An interesting integral!

[Hamza Mahmood]

\[ \int_{0}^{\infty }\frac{\ln^{2}x}{x^2+2x\cos\theta+1 }dx=?\ where\ \theta\in [0,\pi ] \]

[mathofusva]

Notice that
\begin{eqnarray*}
\int_0^\infty\,\frac{\ln^2x}{1 + 2x\cos\theta + x^2}\,dx & = & \int_0^1\,\frac{\ln^2x}{1 + 2x\cos\theta + x^2}\,dx + \int_1^\infty\,\frac{\ln^2x}{1 + 2x\cos\theta + x^2}\,dx\\
& = & 2\,\int_0^1\,\frac{\ln^2x}{1 + 2x\cos\theta + x^2}\,dx,
\end{eqnarray*}
where the substitution $x = 1/t$ has been used in the integral over $[1, \infty)$.

Recall that
$$\sum_{k=1}^\infty\,x^k\sin k\alpha = \frac{x\sin\alpha}{1 - 2x\cos\alpha + x^2}.$$
Replacing $\alpha$ by $\pi + \theta$ yields
$$\sum_{k=1}^\infty\,(-1)^{k-1}x^k\sin k\theta = \frac{x\sin\theta}{1 + 2x\cos\theta + x^2}.$$
Thus,
\begin{eqnarray*}
\int_0^1\,\frac{\ln^2x}{1 + 2x\cos\theta + x^2}\,dx & = & \sum_{k=1}^\infty\,(-1)^{k-1}\frac{\sin k\theta}{\sin\theta}\,\int_0^1\,x^{k-1}\ln^2x\,dx\\
& = & \frac{2}{\sin\theta} \sum_{k=1}^\infty\,(-1)^{k-1}\frac{\sin k\theta}{k^3}.
\end{eqnarray*}
Since
$$\sum_{k=1}^\infty\,(-1)^{k-1}\frac{\cos k\theta}{k^2} = \frac{\pi^2}{12} - \frac{1}{4}\theta^2,$$
integrating with respect to $\theta$ gives
$$\sum_{k=1}^\infty\,(-1)^{k-1}\frac{\sin k\theta}{k^3} = \frac{\theta}{12}(\pi^2- \theta^2).$$
Combining the results above asserts that
$$\int_0^\infty\,\frac{\ln^2x}{1 + 2x\cos\theta + x^2}\,dx = \frac{\theta}{3\sin\theta}(\pi^2- \theta^2).$$

Remark.

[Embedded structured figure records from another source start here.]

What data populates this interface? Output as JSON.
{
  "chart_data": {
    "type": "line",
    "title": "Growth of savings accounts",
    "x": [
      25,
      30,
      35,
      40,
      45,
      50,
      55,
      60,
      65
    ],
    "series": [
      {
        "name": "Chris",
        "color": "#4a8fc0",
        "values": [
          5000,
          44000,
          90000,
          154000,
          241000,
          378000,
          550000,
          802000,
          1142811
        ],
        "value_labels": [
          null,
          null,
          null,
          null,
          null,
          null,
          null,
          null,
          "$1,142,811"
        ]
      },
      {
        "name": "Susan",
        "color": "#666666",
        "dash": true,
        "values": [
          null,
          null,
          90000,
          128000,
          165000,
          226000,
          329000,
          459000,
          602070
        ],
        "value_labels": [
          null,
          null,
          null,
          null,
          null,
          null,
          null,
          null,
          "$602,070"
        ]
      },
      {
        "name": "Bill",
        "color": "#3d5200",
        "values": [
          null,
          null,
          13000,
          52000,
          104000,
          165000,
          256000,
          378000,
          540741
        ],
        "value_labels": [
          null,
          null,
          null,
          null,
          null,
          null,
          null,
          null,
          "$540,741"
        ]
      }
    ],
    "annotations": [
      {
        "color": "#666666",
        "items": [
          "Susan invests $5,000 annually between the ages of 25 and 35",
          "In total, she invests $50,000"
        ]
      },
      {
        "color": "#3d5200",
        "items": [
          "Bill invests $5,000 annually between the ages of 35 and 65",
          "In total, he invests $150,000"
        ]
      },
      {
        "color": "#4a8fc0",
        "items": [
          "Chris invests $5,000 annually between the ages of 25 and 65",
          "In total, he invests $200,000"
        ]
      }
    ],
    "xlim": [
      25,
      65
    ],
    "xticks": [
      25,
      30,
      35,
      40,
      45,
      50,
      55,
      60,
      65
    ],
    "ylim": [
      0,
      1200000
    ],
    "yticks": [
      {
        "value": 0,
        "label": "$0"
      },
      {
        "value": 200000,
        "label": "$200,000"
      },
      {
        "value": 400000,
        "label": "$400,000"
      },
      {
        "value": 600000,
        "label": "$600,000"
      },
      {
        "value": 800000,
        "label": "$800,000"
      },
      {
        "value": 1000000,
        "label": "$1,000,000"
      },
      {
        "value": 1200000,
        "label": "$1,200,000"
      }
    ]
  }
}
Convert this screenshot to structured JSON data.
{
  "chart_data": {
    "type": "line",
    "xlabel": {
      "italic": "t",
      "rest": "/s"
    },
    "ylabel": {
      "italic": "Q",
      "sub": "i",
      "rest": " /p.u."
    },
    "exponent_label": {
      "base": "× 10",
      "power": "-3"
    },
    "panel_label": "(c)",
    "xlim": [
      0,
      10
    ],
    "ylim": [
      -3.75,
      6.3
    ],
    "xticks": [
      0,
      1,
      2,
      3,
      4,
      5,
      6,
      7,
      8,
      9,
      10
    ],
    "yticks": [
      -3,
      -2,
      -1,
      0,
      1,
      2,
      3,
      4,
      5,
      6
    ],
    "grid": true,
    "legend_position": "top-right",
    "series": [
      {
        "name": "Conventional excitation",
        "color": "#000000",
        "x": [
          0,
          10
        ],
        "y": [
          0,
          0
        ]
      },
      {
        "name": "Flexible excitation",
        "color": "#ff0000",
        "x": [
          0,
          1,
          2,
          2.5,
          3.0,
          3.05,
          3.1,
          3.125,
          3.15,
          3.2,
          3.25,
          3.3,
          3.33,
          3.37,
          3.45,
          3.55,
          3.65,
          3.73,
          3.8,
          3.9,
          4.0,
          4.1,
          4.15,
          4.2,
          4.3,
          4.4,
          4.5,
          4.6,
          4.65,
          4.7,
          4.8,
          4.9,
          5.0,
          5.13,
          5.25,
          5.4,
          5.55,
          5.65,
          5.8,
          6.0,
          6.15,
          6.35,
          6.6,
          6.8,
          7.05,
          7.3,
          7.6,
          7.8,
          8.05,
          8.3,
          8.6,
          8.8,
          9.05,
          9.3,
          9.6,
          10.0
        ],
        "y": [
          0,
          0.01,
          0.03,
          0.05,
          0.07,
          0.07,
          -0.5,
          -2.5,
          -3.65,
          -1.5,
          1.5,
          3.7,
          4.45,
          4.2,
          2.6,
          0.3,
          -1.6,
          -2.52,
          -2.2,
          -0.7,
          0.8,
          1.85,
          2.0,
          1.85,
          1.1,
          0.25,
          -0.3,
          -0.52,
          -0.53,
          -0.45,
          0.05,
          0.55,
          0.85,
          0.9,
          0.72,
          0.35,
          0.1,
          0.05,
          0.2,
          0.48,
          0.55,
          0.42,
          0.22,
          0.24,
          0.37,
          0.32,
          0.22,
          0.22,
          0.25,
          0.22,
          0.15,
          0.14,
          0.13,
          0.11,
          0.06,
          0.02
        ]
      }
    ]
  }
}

If $p$ is a positive integer, along the same lines, one can establish that
$$\int_0^\infty\,\frac{\ln^{p}(1/x)}{1 + 2x\cos\theta + x^2}\,dx = \frac{2\,p!}{\sin\theta}\, \sum_{k=1}^\infty\,(-1)^{k-1}\frac{\sin k\theta}{k^{p+1}}.$$

[Hamza Mahmood]

Thank you!!